Tuesday afternoon. Sophomore Colin Evans and I had just finished an exam for Introduction to Software Engineering, we were walking past the seal, when I felt someone grab my left shoulder.

“Hello friends,” a voice said, eerily. I turned around and there was a girl with a bandana wrapped around her forehead.

“Crap,” I muttered under my breath. Colin didn’t notice what had happened at first.

“What?” He asked. Then his eyes widened in realization.

We were now zombies.

It all started out at MegaFair. I was manning the table for an organization I was involved in while Colin was walking around, looking at the various tables. He thought it would be fun to do Humans vs. Zombies, an extreme campus-wide game of tag. Not wanting to do it solo, he put my name down without my knowledge, much less my permission.

After receiving several emails about the game and times of information sessions, I decided to do it. The four days of tag that followed were exhilarating and nerve-wracking.

“If a zombie gets hit with a marshmallow, they are stunned for ten minutes and can’t tag any humans,” Steven Mitchell, one of the moderators of the game spoke from the front of the room.

Around me sat more than twenty other college students. At that point, I didn’t really want to play the game, but I sat there and listened anyways. I looked down at the teal piece of fabric in my hands.

It seemed really simple at this point.

The humans and the zombies were distinguished based on where they wore their teal bandana. The humans wore them around their right arm, while the zombies around their head. If a human was tagged by a zombie, they were automatically converted. The game would go on for four days: Monday through Thursday. During the day, there would be safe zones. In buildings, on crosswalks, off campus, you couldn’t tag or be tagged. But during the night, it was a different story.

Every night at precisely 10 p.m., a mission would begin. The humans and the zombies would meet at different locations on campus, none knowing where the other was. The humans were given a mission that had to be completed by 11 p.m. And if they were tagged before then, they were converted to the zombie’s team.

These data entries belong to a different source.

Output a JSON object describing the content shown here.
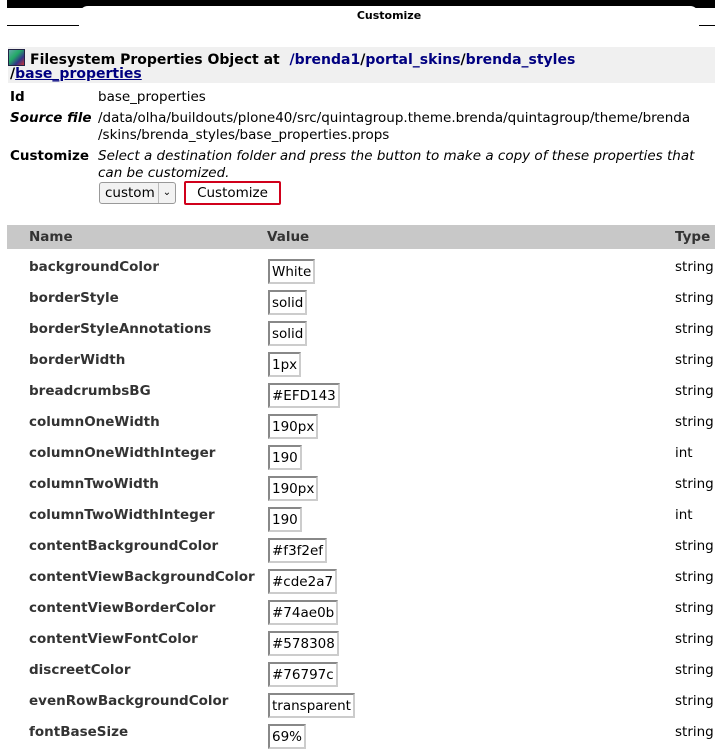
{
  "tab_title": "Customize",
  "header": {
    "prefix": "Filesystem Properties Object at",
    "path_parts": [
      "/brenda1",
      "/",
      "portal_skins",
      "/",
      "brenda_styles"
    ],
    "slash": "/",
    "object_name": "base_properties"
  },
  "details": {
    "id_label": "Id",
    "id_value": "base_properties",
    "source_label": "Source file",
    "source_line1": "/data/olha/buildouts/plone40/src/quintagroup.theme.brenda/quintagroup/theme/brenda",
    "source_line2": "/skins/brenda_styles/base_properties.props",
    "customize_label": "Customize",
    "customize_text1": "Select a destination folder and press the button to make a copy of these properties that",
    "customize_text2": "can be customized."
  },
  "controls": {
    "folder_select_value": "custom",
    "customize_button": "Customize"
  },
  "table": {
    "headers": [
      "Name",
      "Value",
      "Type"
    ],
    "rows": [
      {
        "name": "backgroundColor",
        "value": "White",
        "type": "string"
      },
      {
        "name": "borderStyle",
        "value": "solid",
        "type": "string"
      },
      {
        "name": "borderStyleAnnotations",
        "value": "solid",
        "type": "string"
      },
      {
        "name": "borderWidth",
        "value": "1px",
        "type": "string"
      },
      {
        "name": "breadcrumbsBG",
        "value": "#EFD143",
        "type": "string"
      },
      {
        "name": "columnOneWidth",
        "value": "190px",
        "type": "string"
      },
      {
        "name": "columnOneWidthInteger",
        "value": "190",
        "type": "int"
      },
      {
        "name": "columnTwoWidth",
        "value": "190px",
        "type": "string"
      },
      {
        "name": "columnTwoWidthInteger",
        "value": "190",
        "type": "int"
      },
      {
        "name": "contentBackgroundColor",
        "value": "#f3f2ef",
        "type": "string"
      },
      {
        "name": "contentViewBackgroundColor",
        "value": "#cde2a7",
        "type": "string"
      },
      {
        "name": "contentViewBorderColor",
        "value": "#74ae0b",
        "type": "string"
      },
      {
        "name": "contentViewFontColor",
        "value": "#578308",
        "type": "string"
      },
      {
        "name": "discreetColor",
        "value": "#76797c",
        "type": "string"
      },
      {
        "name": "evenRowBackgroundColor",
        "value": "transparent",
        "type": "string"
      },
      {
        "name": "fontBaseSize",
        "value": "69%",
        "type": "string"
      }
    ]
  }
}
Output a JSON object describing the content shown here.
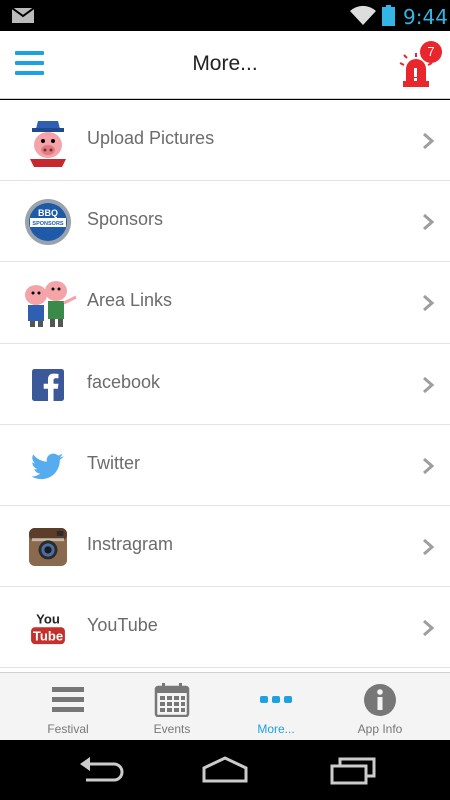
{
  "status_bar": {
    "time": "9:44",
    "icons": [
      "mail-icon",
      "wifi-icon",
      "battery-icon"
    ]
  },
  "header": {
    "title": "More...",
    "menu_icon": "hamburger-menu-icon",
    "alert_icon": "siren-alert-icon",
    "alert_count": "7"
  },
  "list": {
    "items": [
      {
        "label": "Upload Pictures",
        "icon": "pig-mascot-icon"
      },
      {
        "label": "Sponsors",
        "icon": "bbq-sponsors-badge-icon"
      },
      {
        "label": "Area Links",
        "icon": "two-pigs-icon"
      },
      {
        "label": "facebook",
        "icon": "facebook-icon"
      },
      {
        "label": "Twitter",
        "icon": "twitter-bird-icon"
      },
      {
        "label": "Instragram",
        "icon": "instagram-camera-icon"
      },
      {
        "label": "YouTube",
        "icon": "youtube-icon"
      }
    ],
    "badge_text": "BBQ SPONSORS",
    "youtube_text": {
      "you": "You",
      "tube": "Tube"
    }
  },
  "tabs": [
    {
      "label": "Festival",
      "icon": "list-icon",
      "active": false
    },
    {
      "label": "Events",
      "icon": "calendar-icon",
      "active": false
    },
    {
      "label": "More...",
      "icon": "more-dots-icon",
      "active": true
    },
    {
      "label": "App Info",
      "icon": "info-icon",
      "active": false
    }
  ],
  "colors": {
    "accent": "#1da1e0",
    "alert_red": "#e8262b",
    "label_gray": "#6b6b6b"
  }
}
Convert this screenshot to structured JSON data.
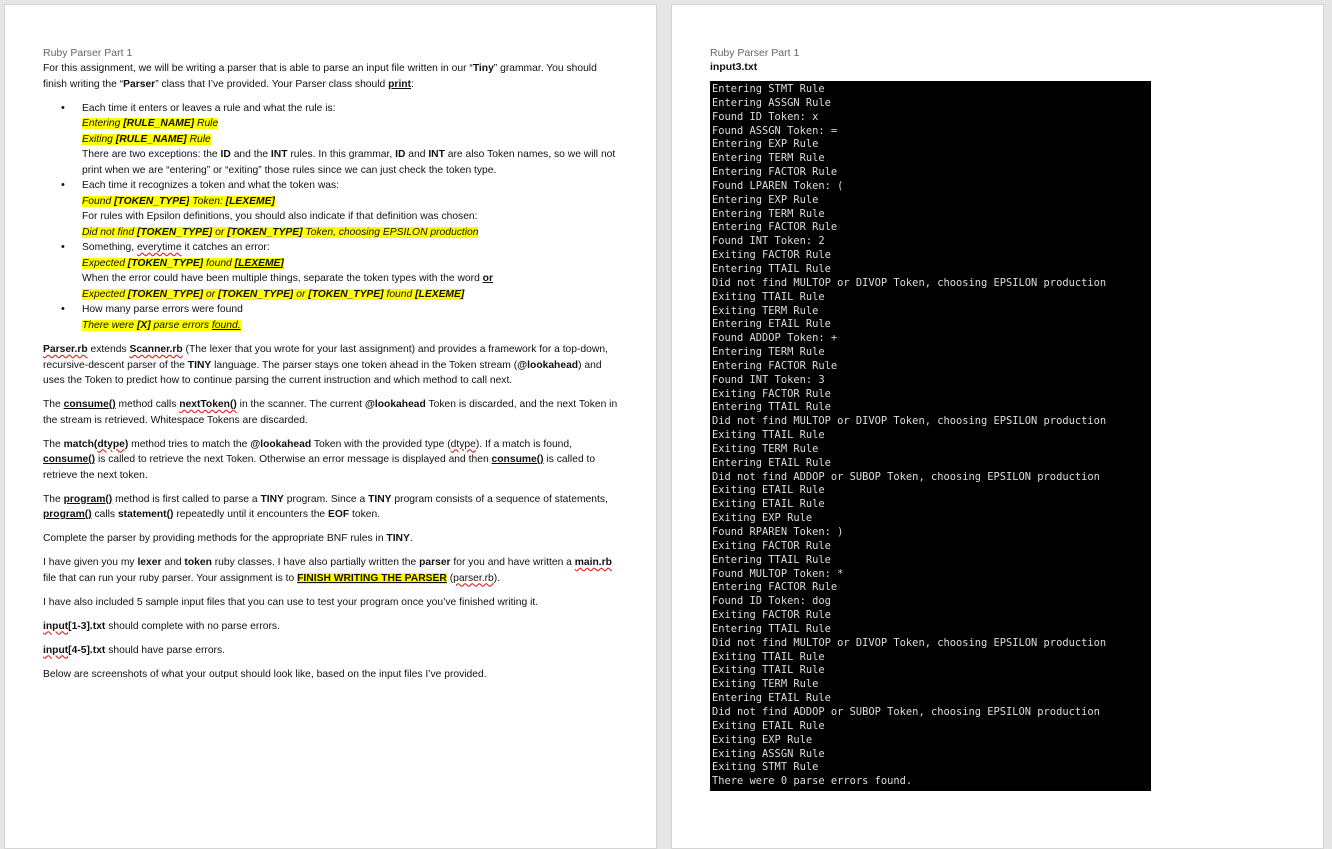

Monday came and the games began. I started out as a human. That first day, I only ran into two other players of the game, both humans.

But the night was a little more eventful.

That first night, the other humans and I started out on the front porch of Emerson Hall. The mission was simple: be at the North side of CPA a few minutes before 11 p.m..

A few of the humans went all out, with one wearing Jon Snow attire and another wearing a ghillie suit. I completed the mission that Monday night, without seeing a single zombie.

The next day is when I was tagged.

At first, I was annoyed and told myself I had been so stupid to not be paying attention to my surroundings. How had I not noticed the girl walking across the grass towards me, looking like she was ready to eat my brains out?

My initial goal was to last the whole game without being converted to a zombie, but since that mission had failed, that night, a new goal emerged: kill as many humans as I could.

We met in front of Western Dining Hall that night. Seven zombies and who knows how many humans. I felt an immediate camaraderie in the air among the zombies that hadn’t been there with the humans. We had an organized game plan of where we would go, when the night before, it had just been a free-for-all.

I ended up converting two humans that night. In fact, the zombies slaughtered so many humans that the moderators were considering doing a mass revival. But fortunately for us, they didn’t.

Afterwards, the seven zombies as well as the newly-converted zombies went to Pulley for milkshakes, to celebrate our success that night. There was something about having the same common goal with everyone else that created an instant bond. But I did feel bad for the two workers who spent more than an hour making one milkshake after another.

Wednesday night, I couldn’t make it to the mission, but my fellow zombies tagged every single human but one. We were ready for the Thursday night grand finale.

Thursday night was a complete reverse of the first night. More than two dozen zombies showed up and only five humans. The zombies met outside of Alumni Hall. Before starting out, all of us stood there doing pre-mission stretches and yoga. To any passerby, we probably looked like idiots, just a big group touching our toes at 10 p.m. at night.

Then we took off. Most of the zombies headed in the same direction, up to the center of academic quad. But Colin and I took a different route. We ran over to Bishop Woods, then Shiedler Hall where we found our first human. We hid while he passed by before popping out at him. The human took off like a dart. Now I’m a horrendous runner, so there is no way I would have been able to get this guy, but Colin ran in high school and caught up to the human in no time. One down, five to go.

It wasn’t even five minutes later, when we were heading back through Bishop Woods that we saw another human. Luckily, there was a third zombie near us so we were able to corner her. Two down, four to go.

I’m not sure if it was just luck that night, but we stumbled across a third human a short time later. Then the fourth was tagged by someone else.

The fifth completed his mission: to tag the doors of King library. But there was one human left. And, eventually, she was tagged.

I’d consider the whole game successful. Even though one human made it out alive, I managed to make a total of three tags and enjoyed the game.

Next semester, I’ll play again, and even sign myself up. The goal will be to make it through the entire game without getting my brain eaten, but we’ll see how I fare.